Four years ago, the NHGRI launched an initiative to fund innovative research aimed at sequencing the entire human genome for $1,000. This would represent a tremendous savings from the current price of several hundred thousand dollars. Hagan Bayley, Ph.D., an expert in membrane protein engineering at the University of Oxford in U.K., was one of the grant recipients.
Dr. Bayley founded Oxford NanoLabs in 2005 to develop a technology that identifies individual molecules using nanopores. One use of this platform is to detect nucleotides as DNA strands are pulled through nanopores. This technology also can be applied to rapid, cost-effective, and highly sensitive kits for diagnosing human diseases and bioterrorism agents.

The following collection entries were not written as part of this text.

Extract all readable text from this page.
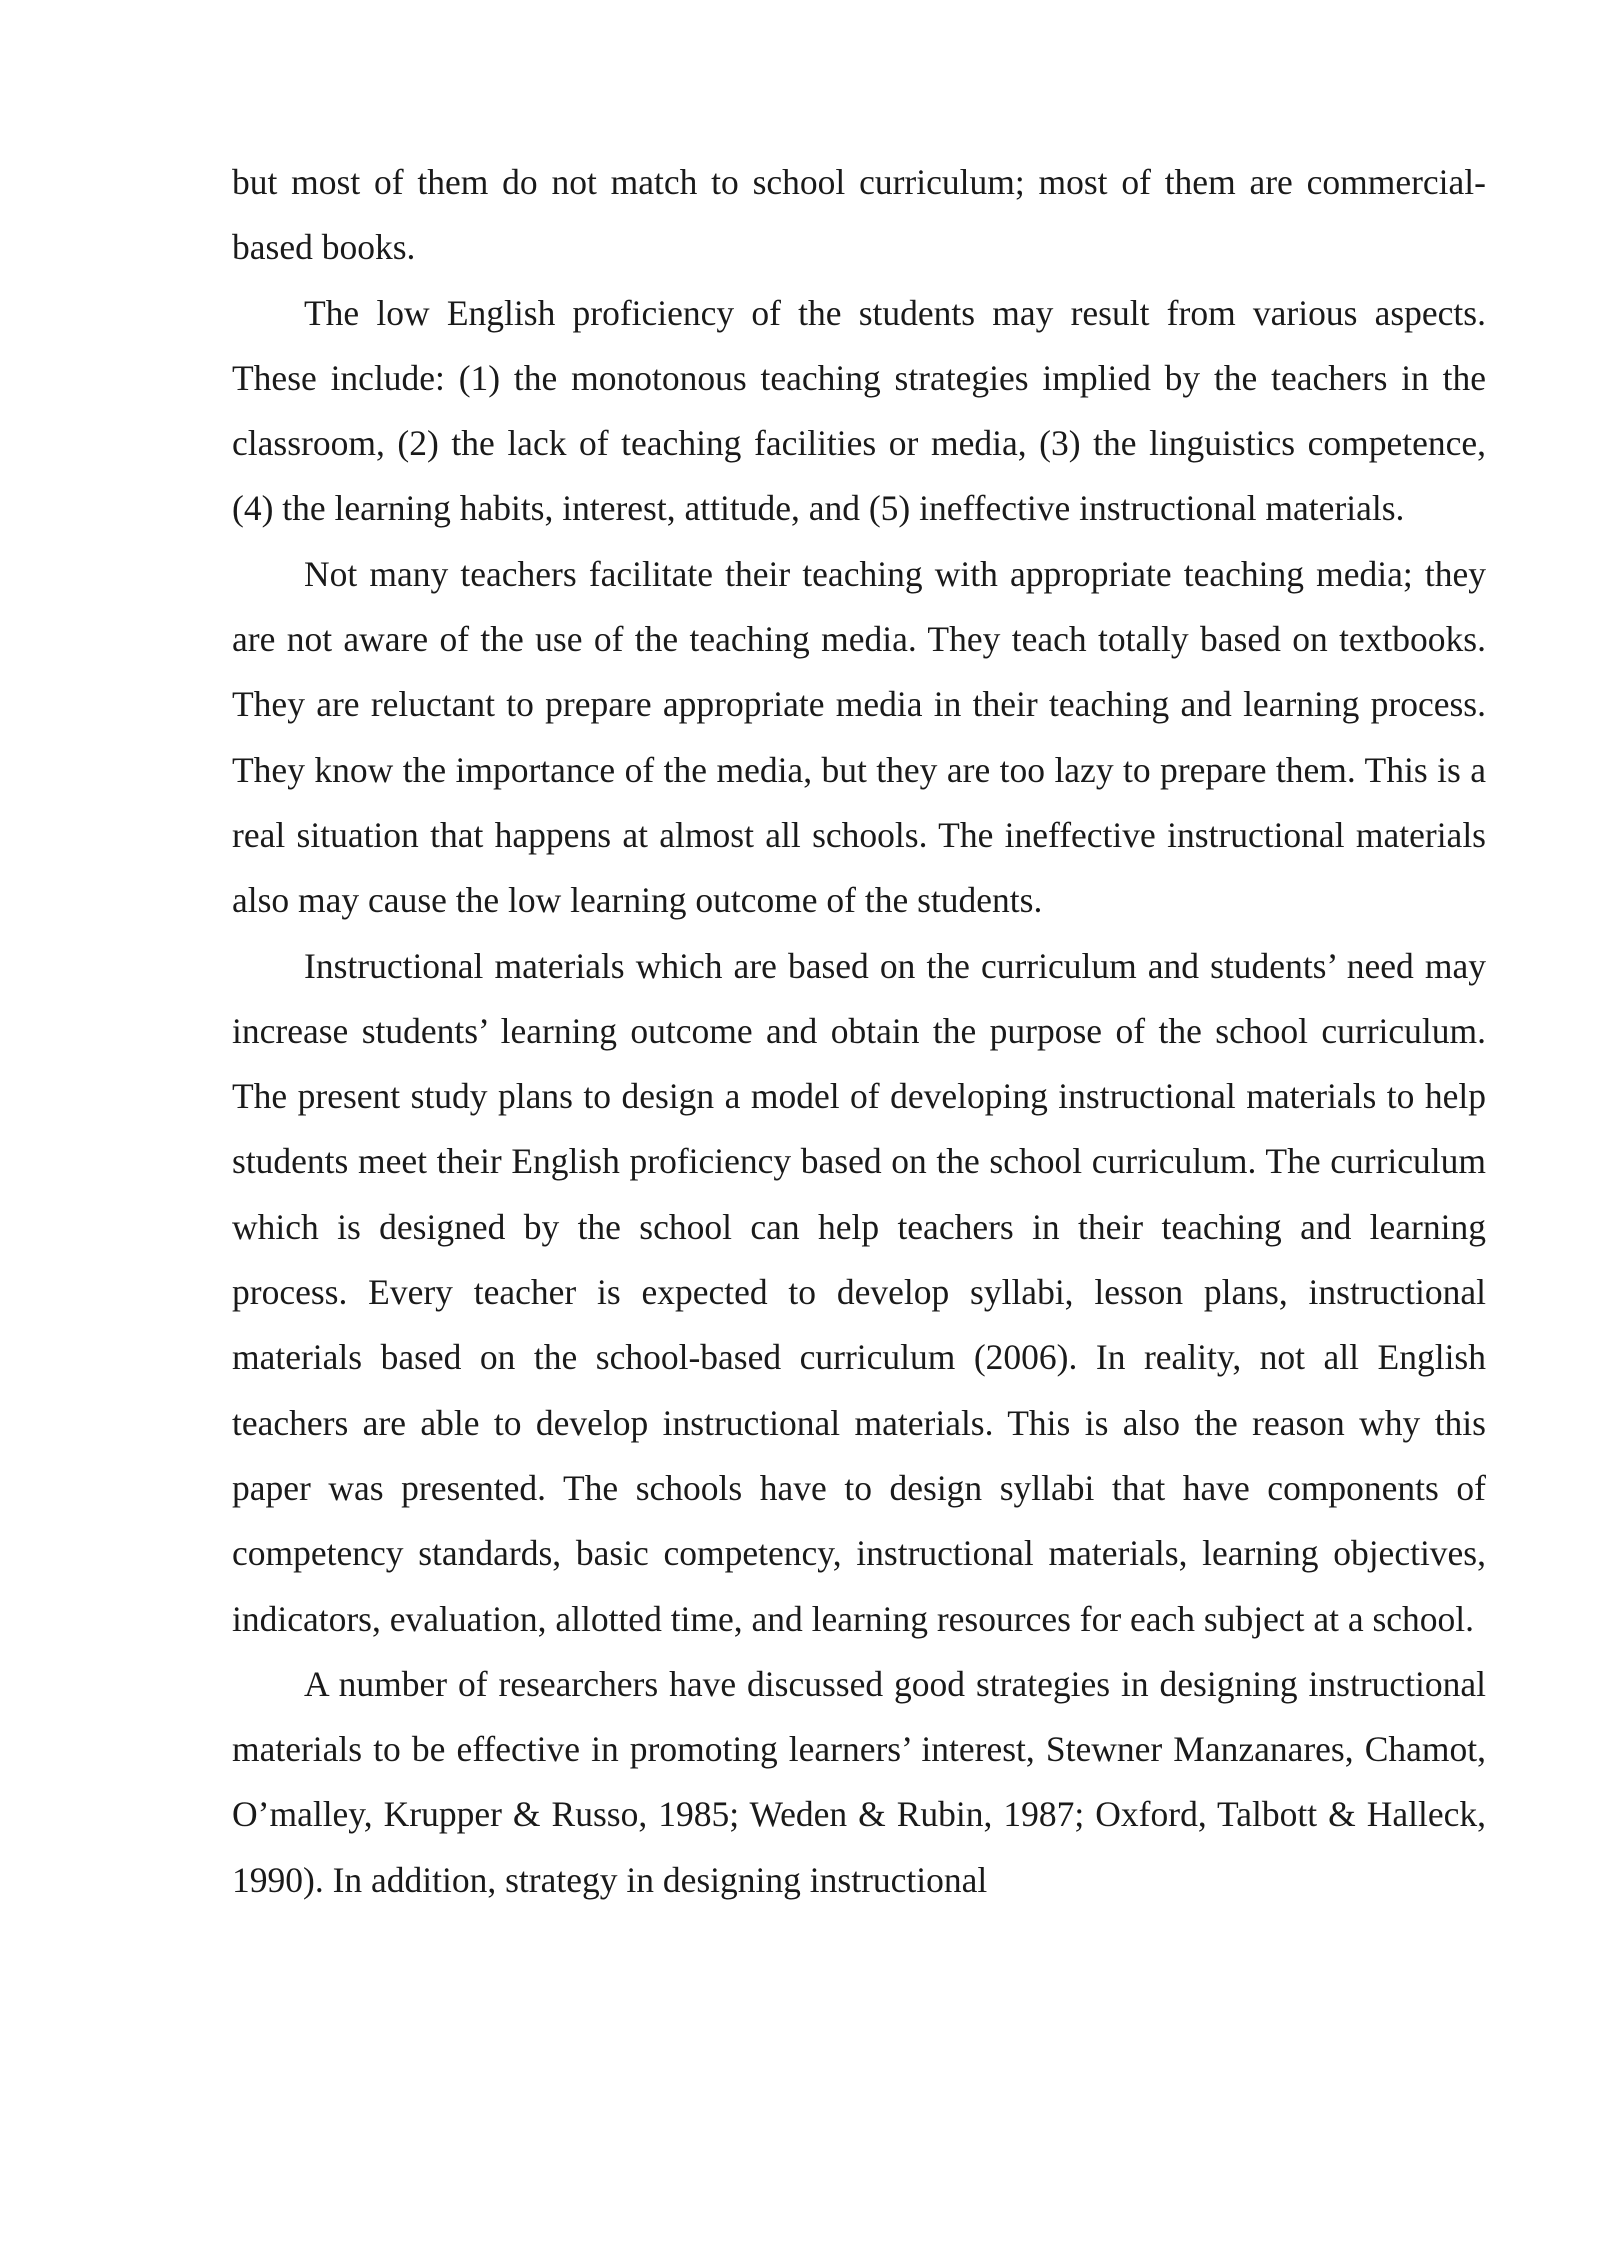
but most of them do not match to school curriculum; most of them are commercial-based books.

The low English proficiency of the students may result from various aspects. These include: (1) the monotonous teaching strategies implied by the teachers in the classroom, (2) the lack of teaching facilities or media, (3) the linguistics competence, (4) the learning habits, interest, attitude, and (5) ineffective instructional materials.

Not many teachers facilitate their teaching with appropriate teaching media; they are not aware of the use of the teaching media. They teach totally based on textbooks. They are reluctant to prepare appropriate media in their teaching and learning process. They know the importance of the media, but they are too lazy to prepare them. This is a real situation that happens at almost all schools. The ineffective instructional materials also may cause the low learning outcome of the students.

Instructional materials which are based on the curriculum and students’ need may increase students’ learning outcome and obtain the purpose of the school curriculum. The present study plans to design a model of developing instructional materials to help students meet their English proficiency based on the school curriculum. The curriculum which is designed by the school can help teachers in their teaching and learning process. Every teacher is expected to develop syllabi, lesson plans, instructional materials based on the school-based curriculum (2006). In reality, not all English teachers are able to develop instructional materials. This is also the reason why this paper was presented. The schools have to design syllabi that have components of competency standards, basic competency, instructional materials, learning objectives, indicators, evaluation, allotted time, and learning resources for each subject at a school.

A number of researchers have discussed good strategies in designing instructional materials to be effective in promoting learners’ interest, Stewner Manzanares, Chamot, O’malley, Krupper & Russo, 1985; Weden & Rubin, 1987; Oxford, Talbott & Halleck, 1990). In addition, strategy in designing instructional
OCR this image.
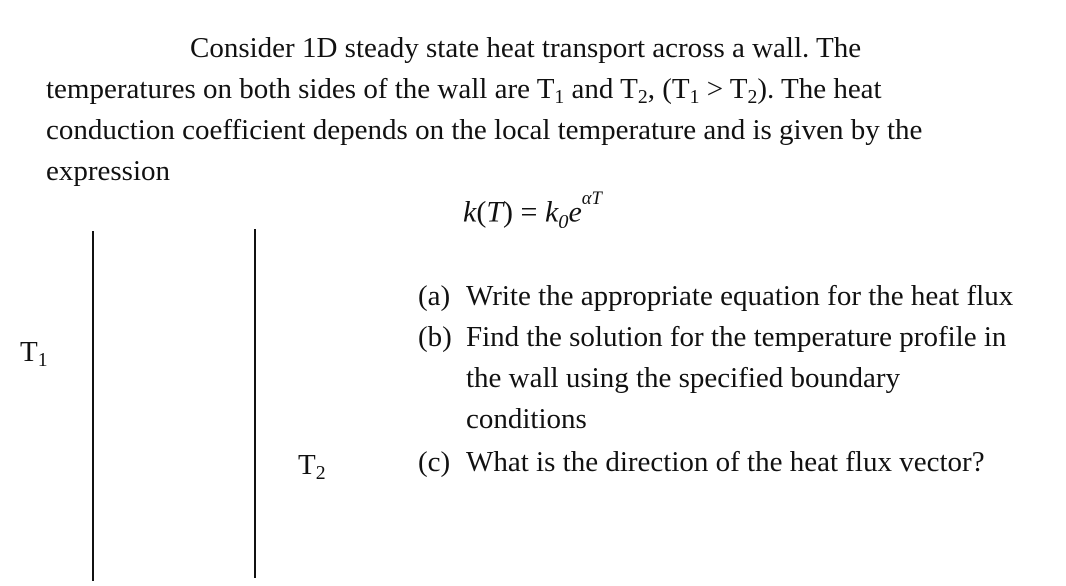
Consider 1D steady state heat transport across a wall. The
temperatures on both sides of the wall are $T_1$ and $T_2$, $(T_1 > T_2)$. The heat
conduction coefficient depends on the local temperature and is given by the
expression
$k(T) = k_0e^{\alpha T}$
$T_1$
$T_2$
(a) Write the appropriate equation for the heat flux
(b) Find the solution for the temperature profile in
the wall using the specified boundary
conditions
(c) What is the direction of the heat flux vector?
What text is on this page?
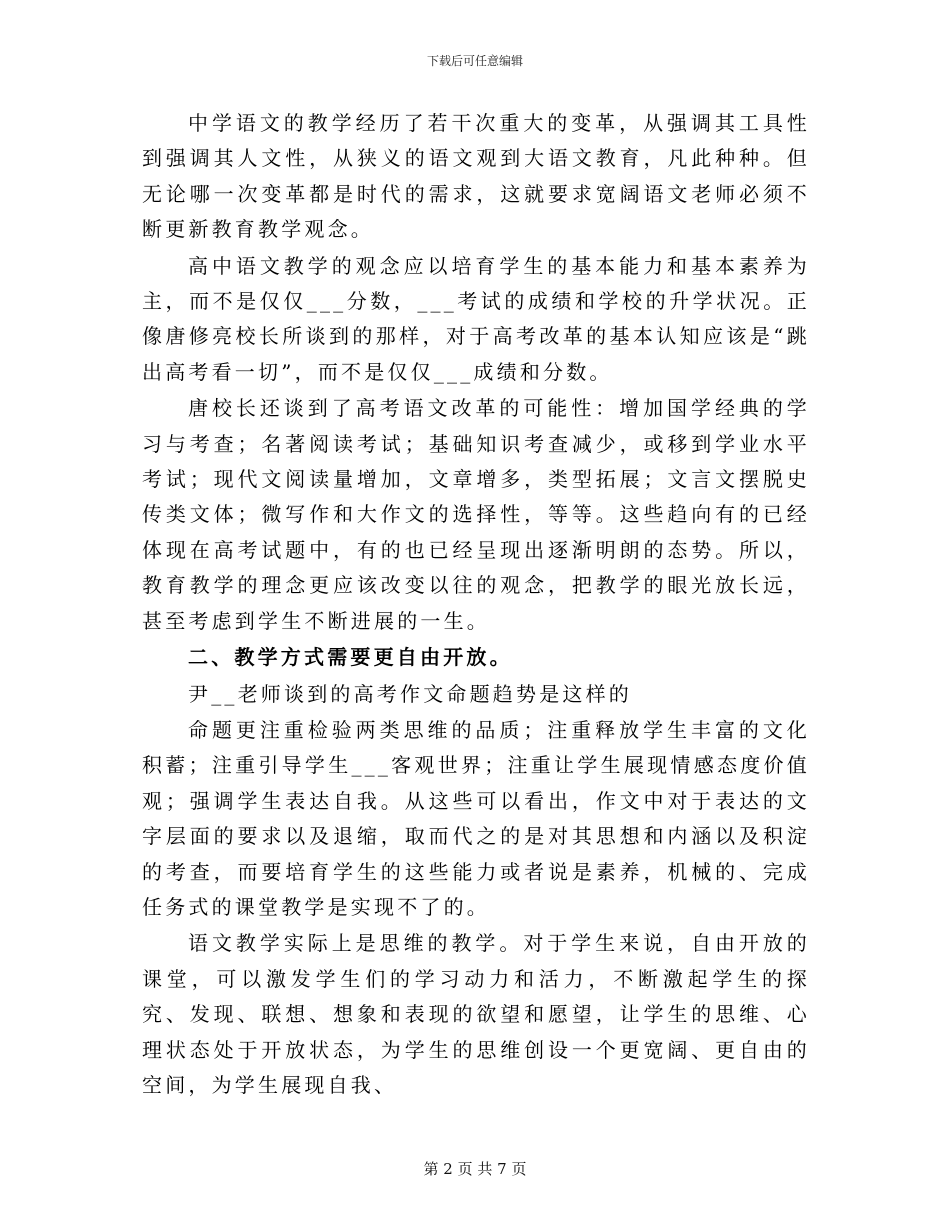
下载后可任意编辑

中学语文的教学经历了若干次重大的变革，从强调其工具性到强调其人文性，从狭义的语文观到大语文教育，凡此种种。但无论哪一次变革都是时代的需求，这就要求宽阔语文老师必须不断更新教育教学观念。

高中语文教学的观念应以培育学生的基本能力和基本素养为主，而不是仅仅___分数，___考试的成绩和学校的升学状况。正像唐修亮校长所谈到的那样，对于高考改革的基本认知应该是“跳出高考看一切”，而不是仅仅___成绩和分数。

唐校长还谈到了高考语文改革的可能性：增加国学经典的学习与考查；名著阅读考试；基础知识考查减少，或移到学业水平考试；现代文阅读量增加，文章增多，类型拓展；文言文摆脱史传类文体；微写作和大作文的选择性，等等。这些趋向有的已经体现在高考试题中，有的也已经呈现出逐渐明朗的态势。所以，教育教学的理念更应该改变以往的观念，把教学的眼光放长远，甚至考虑到学生不断进展的一生。

二、教学方式需要更自由开放。

尹__老师谈到的高考作文命题趋势是这样的

命题更注重检验两类思维的品质；注重释放学生丰富的文化积蓄；注重引导学生___客观世界；注重让学生展现情感态度价值观；强调学生表达自我。从这些可以看出，作文中对于表达的文字层面的要求以及退缩，取而代之的是对其思想和内涵以及积淀的考查，而要培育学生的这些能力或者说是素养，机械的、完成任务式的课堂教学是实现不了的。

语文教学实际上是思维的教学。对于学生来说，自由开放的课堂，可以激发学生们的学习动力和活力，不断激起学生的探究、发现、联想、想象和表现的欲望和愿望，让学生的思维、心理状态处于开放状态，为学生的思维创设一个更宽阔、更自由的空间，为学生展现自我、

第 2 页 共 7 页
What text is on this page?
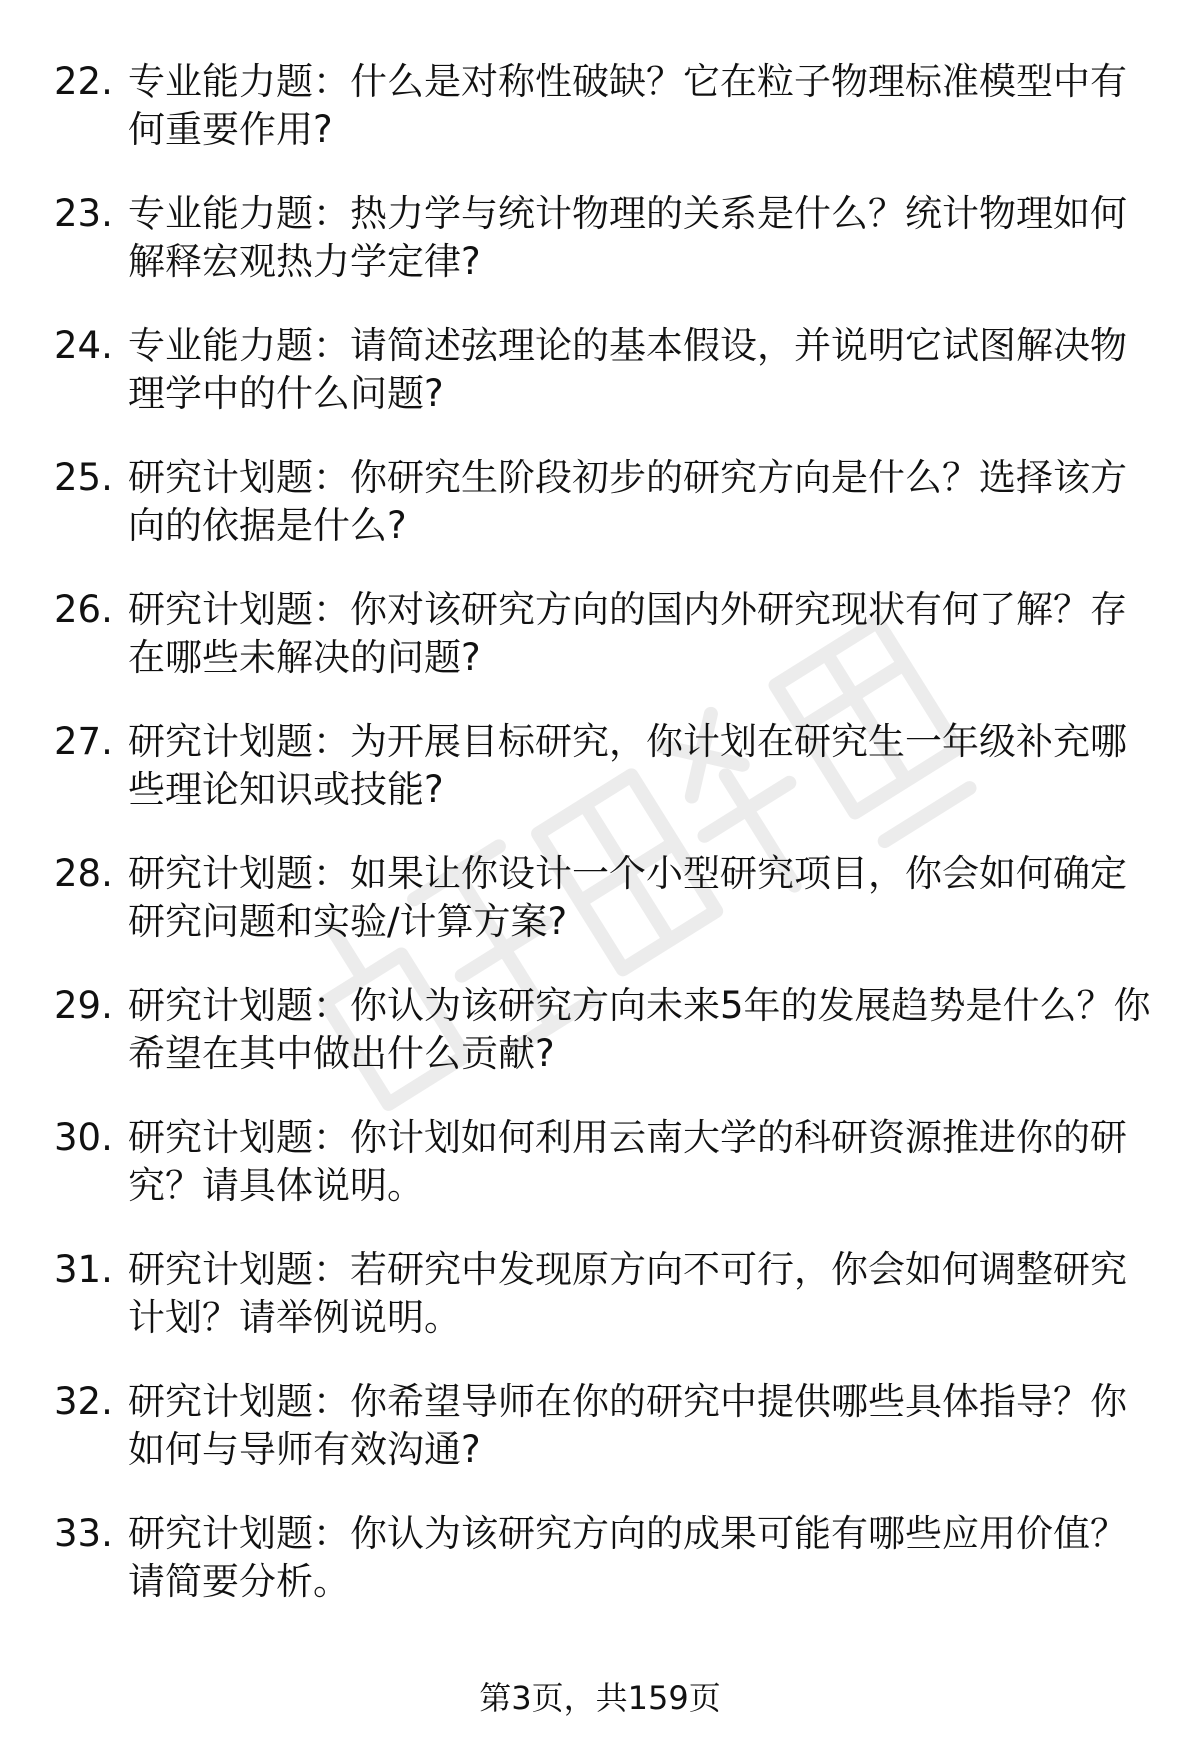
22. 专业能力题：什么是对称性破缺？它在粒子物理标准模型中有何重要作用?
23. 专业能力题：热力学与统计物理的关系是什么？统计物理如何解释宏观热力学定律?
24. 专业能力题：请简述弦理论的基本假设，并说明它试图解决物理学中的什么问题?
25. 研究计划题：你研究生阶段初步的研究方向是什么？选择该方向的依据是什么?
26. 研究计划题：你对该研究方向的国内外研究现状有何了解？存在哪些未解决的问题?
27. 研究计划题：为开展目标研究，你计划在研究生一年级补充哪些理论知识或技能?
28. 研究计划题：如果让你设计一个小型研究项目，你会如何确定研究问题和实验/计算方案?
29. 研究计划题：你认为该研究方向未来5年的发展趋势是什么？你希望在其中做出什么贡献?
30. 研究计划题：你计划如何利用云南大学的科研资源推进你的研究？请具体说明。
31. 研究计划题：若研究中发现原方向不可行，你会如何调整研究计划？请举例说明。
32. 研究计划题：你希望导师在你的研究中提供哪些具体指导？你如何与导师有效沟通?
33. 研究计划题：你认为该研究方向的成果可能有哪些应用价值？请简要分析。
第3页，共159页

In May 2008, the company changed its name to Oxford Nanopore Technologies. “When we set the company up three years ago, many people did not know what a nanopore was,” says Spike Willcocks, Ph.D., director of business development. Now the potential of nanopores, which form naturally in some proteins, has become better known to people working in DNA sequencing and genomics.
The first reference human genome was sequenced in 2003 by the Sanger chain termination method. This complex process requires DNA amplification, fluorescent tags, and capillary electrophoresis to identify bases. The fixed costs of the labor, reagents, and analytical instruments limit the usefulness of this method for screening large numbers of people to make personalized medicine affordable.
Protein nanopores are an alternative to all that. A few thousand nanopores running in parallel would scale up the nanopore sequencing process, eliminating the costs of reagents and complex steps, according to Dr. Willcocks, thereby bringing the $1,000 price tag closer to reality.